What is the connection type? physical layer, network layer, transport layer, or application layer? Authentication or access control? And so on.
Symbolic information: error messages, logon dialog boxes, and so on the client machine.
2. When considering the above factors, determine which fault diagnosis measures should be applied, including:
Verify physical media related to client, server, and network architecture hardware. That is to say, check the cable, ensure that the network adapter is correctly installed, and further find and verify the network connection that can display the media disconnection status.
Verify the TCP/IP configuration of the client, server, and network architecture hardware. On the client, this means checking the IP address, subnet mask, default gateway, DNS settings, and so on. The Network Architecture hardware refers to the route table and Internet gateway on the router.
Verify the connectivity of the route selection between the client and the server. That is to say, ping, pathping, tracert, or other similar tools are used to verify the connectivity of end-to-end TCP/IP at the network layer. Packet sniffing is used to monitor transport layer sessions. nslookup is used, telnet and other tools are used to diagnose Application Layer problems, such as domain name resolution and identity authentication.
3. Understand, ask, and test:
What is the meaning of the solution? What is the meaning of data packages? What is the key. Successful TCP/IP fault diagnosis is based on understanding how TCP/IP works and related test tools. If you never try to understand the tracing mode of network monitor, you may encounter difficulties in diagnosing some problems.

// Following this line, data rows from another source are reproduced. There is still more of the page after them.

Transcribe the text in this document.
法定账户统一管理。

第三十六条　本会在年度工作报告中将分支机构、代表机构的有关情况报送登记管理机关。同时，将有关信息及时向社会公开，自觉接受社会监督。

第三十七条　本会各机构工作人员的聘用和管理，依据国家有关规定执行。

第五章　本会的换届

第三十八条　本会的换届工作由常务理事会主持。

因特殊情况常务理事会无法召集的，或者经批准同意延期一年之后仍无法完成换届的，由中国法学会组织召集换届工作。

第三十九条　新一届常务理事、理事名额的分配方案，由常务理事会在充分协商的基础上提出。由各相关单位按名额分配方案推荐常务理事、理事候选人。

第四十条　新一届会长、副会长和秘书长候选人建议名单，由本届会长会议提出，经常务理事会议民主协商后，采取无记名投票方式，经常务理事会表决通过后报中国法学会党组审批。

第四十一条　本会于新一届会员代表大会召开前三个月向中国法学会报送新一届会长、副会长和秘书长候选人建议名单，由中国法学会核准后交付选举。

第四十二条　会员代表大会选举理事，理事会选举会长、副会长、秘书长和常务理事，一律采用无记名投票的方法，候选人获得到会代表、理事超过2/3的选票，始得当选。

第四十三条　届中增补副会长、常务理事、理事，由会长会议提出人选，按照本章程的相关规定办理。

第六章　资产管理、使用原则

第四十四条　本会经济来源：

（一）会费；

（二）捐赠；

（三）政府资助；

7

Asking appropriate questions is also critical for successful fault diagnosis. It is the essence of the art of fault diagnosis to learn when to step by step and when to go straight to the theme with a leaping mind. This also involves making full use of your mind, that is, you must have full imagination and careful thinking.
Finally, it is critical to test and isolate the problem in a down-to-earth Manner. Therefore, you need a toolbox for fault diagnosis. And there is nothing to help you solve complex problems better than rich experience.
Summary
It may be frustrating to diagnose TCP/IP network faults, but it is also fun. In future articles, we will elaborate on fault diagnosis measures and tools to help you solve problems on the network.